Both can be true although that brother in law sounds like an extreme case. Normally when I find someone complaining about economic abuse at work, a quick look at the finances shows that there just wasn't any money and one spouse was more determined than the other to stay out of debt.

I think coercive control is more common than we realise. I have had some suspicions about a few couples I know. Most stay and take the hit.

SafeandZane · 08/11/2024 12:37

@ShinyShona

Agree with what you said . I know a stay at home husband who did nothing about the house , not even wash up a cup , loaded about in other people's houses to save on the heating and took helicopter lessons. He tried to take the working wife for everything when they split .

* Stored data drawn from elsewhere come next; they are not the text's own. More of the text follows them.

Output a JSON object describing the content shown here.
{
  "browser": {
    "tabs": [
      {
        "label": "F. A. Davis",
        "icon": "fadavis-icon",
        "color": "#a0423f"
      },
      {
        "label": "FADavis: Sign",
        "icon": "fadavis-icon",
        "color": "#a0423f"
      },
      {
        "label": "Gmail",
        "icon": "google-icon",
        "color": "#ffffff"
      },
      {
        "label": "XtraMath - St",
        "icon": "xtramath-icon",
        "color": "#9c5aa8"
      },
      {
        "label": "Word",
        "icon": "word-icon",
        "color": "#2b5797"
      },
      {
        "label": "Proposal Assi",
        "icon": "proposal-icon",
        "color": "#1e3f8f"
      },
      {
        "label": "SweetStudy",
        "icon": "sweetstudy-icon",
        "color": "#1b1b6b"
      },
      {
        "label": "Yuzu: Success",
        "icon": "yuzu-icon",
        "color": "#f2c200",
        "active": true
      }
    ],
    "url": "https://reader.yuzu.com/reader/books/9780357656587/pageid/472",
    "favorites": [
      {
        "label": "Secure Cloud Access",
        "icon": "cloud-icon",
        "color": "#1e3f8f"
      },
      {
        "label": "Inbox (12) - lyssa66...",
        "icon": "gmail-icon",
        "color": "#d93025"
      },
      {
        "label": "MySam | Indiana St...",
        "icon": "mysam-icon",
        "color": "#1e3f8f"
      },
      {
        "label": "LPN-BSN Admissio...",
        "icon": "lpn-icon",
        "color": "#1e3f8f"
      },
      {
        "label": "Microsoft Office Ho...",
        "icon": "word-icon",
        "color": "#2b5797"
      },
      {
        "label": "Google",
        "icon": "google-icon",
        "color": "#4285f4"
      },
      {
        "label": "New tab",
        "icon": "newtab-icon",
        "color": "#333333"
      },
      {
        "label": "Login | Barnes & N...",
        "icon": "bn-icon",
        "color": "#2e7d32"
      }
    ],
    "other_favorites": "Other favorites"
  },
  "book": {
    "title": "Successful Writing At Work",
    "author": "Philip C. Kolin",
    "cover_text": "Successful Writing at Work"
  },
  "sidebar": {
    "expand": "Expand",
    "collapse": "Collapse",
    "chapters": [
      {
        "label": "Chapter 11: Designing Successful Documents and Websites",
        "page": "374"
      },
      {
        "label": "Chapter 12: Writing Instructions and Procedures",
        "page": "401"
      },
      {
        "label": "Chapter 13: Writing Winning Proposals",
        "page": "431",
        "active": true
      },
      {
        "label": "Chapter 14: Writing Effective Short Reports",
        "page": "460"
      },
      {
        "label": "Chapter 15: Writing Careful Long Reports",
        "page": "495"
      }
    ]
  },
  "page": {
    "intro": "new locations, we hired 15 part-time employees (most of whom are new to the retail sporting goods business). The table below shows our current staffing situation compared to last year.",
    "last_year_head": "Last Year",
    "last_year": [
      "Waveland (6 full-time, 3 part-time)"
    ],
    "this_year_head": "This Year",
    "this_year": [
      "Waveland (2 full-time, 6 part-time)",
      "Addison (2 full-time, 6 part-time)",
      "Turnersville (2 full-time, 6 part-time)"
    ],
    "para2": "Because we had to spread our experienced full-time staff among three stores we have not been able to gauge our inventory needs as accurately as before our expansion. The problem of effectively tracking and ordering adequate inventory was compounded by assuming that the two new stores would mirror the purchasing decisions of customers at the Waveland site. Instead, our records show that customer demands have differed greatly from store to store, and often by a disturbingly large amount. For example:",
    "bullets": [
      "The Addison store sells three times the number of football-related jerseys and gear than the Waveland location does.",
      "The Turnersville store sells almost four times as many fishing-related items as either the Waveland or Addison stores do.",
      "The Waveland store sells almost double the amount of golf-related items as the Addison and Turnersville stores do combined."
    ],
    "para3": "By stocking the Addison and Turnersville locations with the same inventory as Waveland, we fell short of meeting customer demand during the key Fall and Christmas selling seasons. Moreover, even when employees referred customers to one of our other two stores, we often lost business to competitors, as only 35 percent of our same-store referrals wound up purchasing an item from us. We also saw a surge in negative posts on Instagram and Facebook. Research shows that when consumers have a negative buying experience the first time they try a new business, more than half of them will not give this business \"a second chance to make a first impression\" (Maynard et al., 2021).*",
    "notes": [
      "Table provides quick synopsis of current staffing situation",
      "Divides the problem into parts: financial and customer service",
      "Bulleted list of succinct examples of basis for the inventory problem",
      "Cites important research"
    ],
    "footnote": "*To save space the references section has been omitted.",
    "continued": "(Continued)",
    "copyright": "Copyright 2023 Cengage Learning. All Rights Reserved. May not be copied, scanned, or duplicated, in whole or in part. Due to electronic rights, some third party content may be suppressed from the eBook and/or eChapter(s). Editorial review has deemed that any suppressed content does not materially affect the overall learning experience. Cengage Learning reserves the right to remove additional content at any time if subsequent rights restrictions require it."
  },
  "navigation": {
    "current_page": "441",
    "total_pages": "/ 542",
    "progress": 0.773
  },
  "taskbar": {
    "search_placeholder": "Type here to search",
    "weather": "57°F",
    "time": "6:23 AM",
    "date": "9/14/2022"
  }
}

Also a woman who married a lovely man and married after a whirlwind courtship . As soon as the rings went on she changed . Destroyed the relationship he had with his daughter, got a dog knowing the daughter was terrified of them , the dog just appeared in the house no discussion, had a kid by "accident" despite them both agreeing no children before the marriage , hid from him the fact she was in debt and mortgage arrears , kicked the man out as soon as the child they had together was
independent after getting him into debt .

SafeandZane · 08/11/2024 12:39

SafeandZane · 08/11/2024 12:37

@ShinyShona

Agree with what you said . I know a stay at home husband who did nothing about the house , not even wash up a cup , loaded about in other people's houses to save on the heating and took helicopter lessons. He tried to take the working wife for everything when they split .

Also a woman who married a lovely man and married after a whirlwind courtship . As soon as the rings went on she changed . Destroyed the relationship he had with his daughter, got a dog knowing the daughter was terrified of them , the dog just appeared in the house no discussion, had a kid by "accident" despite them both agreeing no children before the marriage , hid from him the fact she was in debt and mortgage arrears , kicked the man out as soon as the child they had together was
independent after getting him into debt .

Yes toxic people are clever and everywhere.